Computing the cycles of the perfect shuffle permutation in linear time

The "perfect shuffle" permutation of order $n$ is defined to be the permutation:

rho(n): i --> 2i mod (n+1), i in {1, 2, .... , n}

where n is an even number. For example, the perfect shuffle on six elements, rho(6) = (1 2 4)(3 6 5), maps the list "abcdef" to the list "daebfc". The name is taken from that method of shuffling a deck of cards that cuts the deck into halves and then interleaves the two halves perfectly.

We have in mind permuting, in-place, a list represented by a one dimensional array of elements indexed by the integers 1 through n. By in-place we mean without the use of substantial extra space over and above that which the list elements already occupy. To be precise, we allow ourselves no more than O(log ^2 n) extra bits for program variables and data structures.

Permutations are made up of disjoint cycles and it is easy to move all the elements of one cycle, using just one extra location, by a so called ``cycle leader'' algorithm. That method proceeds by repeatedly making a space in the list, computing the index of the element that belongs in that space and moving that element, so creating a new space.

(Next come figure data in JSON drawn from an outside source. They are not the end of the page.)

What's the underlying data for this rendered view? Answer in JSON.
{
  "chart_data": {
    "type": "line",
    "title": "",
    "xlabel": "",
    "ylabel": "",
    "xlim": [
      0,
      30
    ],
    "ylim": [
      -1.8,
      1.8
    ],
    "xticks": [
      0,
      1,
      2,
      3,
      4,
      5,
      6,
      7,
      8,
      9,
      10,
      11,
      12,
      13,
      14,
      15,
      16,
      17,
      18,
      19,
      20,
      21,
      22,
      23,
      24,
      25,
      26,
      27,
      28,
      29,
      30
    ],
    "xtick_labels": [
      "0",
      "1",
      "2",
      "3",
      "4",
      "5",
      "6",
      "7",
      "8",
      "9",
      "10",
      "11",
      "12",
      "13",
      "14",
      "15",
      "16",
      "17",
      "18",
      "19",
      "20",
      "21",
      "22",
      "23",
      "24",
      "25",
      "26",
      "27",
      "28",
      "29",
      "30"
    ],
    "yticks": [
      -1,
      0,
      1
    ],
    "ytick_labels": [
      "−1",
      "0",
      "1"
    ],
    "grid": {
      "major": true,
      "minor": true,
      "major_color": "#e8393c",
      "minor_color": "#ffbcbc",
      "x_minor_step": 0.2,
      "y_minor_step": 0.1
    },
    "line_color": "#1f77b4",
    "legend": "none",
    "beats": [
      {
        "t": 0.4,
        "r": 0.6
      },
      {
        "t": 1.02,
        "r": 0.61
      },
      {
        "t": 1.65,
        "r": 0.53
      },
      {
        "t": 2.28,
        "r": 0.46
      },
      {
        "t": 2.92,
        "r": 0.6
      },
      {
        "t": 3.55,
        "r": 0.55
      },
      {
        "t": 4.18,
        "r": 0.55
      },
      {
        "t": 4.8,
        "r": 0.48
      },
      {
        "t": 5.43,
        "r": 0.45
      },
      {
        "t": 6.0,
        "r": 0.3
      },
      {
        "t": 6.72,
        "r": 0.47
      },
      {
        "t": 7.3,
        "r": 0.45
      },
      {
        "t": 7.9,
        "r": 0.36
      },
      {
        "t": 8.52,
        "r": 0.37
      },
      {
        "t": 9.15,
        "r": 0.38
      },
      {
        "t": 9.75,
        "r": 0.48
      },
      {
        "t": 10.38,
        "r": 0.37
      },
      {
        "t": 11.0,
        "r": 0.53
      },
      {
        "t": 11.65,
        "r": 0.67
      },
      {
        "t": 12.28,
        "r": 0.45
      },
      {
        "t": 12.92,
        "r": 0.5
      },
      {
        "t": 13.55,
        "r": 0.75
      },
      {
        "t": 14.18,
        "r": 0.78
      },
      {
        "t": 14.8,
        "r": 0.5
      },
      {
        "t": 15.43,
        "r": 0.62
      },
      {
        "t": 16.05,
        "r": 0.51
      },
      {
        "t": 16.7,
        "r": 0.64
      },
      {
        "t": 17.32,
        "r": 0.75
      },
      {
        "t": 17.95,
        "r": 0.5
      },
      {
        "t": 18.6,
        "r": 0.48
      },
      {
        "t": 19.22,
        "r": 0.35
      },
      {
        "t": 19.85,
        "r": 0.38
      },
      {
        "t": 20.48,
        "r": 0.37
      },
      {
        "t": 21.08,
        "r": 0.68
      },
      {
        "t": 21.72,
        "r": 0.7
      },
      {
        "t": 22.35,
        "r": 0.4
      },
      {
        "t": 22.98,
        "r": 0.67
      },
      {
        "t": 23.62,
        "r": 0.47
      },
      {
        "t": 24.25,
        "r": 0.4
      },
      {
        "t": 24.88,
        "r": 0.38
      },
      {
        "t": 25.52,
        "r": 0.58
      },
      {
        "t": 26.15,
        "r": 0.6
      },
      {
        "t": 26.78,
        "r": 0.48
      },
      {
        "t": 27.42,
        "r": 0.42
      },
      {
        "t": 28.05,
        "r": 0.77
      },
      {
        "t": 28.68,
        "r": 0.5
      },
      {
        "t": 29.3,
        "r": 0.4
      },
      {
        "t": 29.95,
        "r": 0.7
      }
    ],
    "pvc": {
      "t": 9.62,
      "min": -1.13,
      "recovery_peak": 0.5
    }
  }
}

If we can easily find a place to start a new cycle when the current cycle terminates then the entire task becomes easy. This is the case for some commonly used permutations such as reversal and cyclic shift. A method already presented in In-Situ, Stable Merging by way of the Perfect Shuffle achieves the perfect shuffle in-place and in linear time at the expense of using about twice the number of element moves used by the method described in this paper. This is done by reducing the general case to the special case of permutations of length a power of 2.

In this paper we investigate an alternative approach, namely computing the position of representative elements of the cycles in the general case. We analyse the structure of the permutation in terms of the size, number and location of its cycles. Then we construct a procedure that computes a set of representative elements, in-place and in linear time. A cycle leader algorithm can use this set to realise the perfect shuffle in-place and in linear time.

Computing the Cycles in the Perfect Shuffle Permutation,
John Ellis, Tobias Krahn and Hongbing Fan

Information Processing Letters, 75, pp.217 - 224, 2000.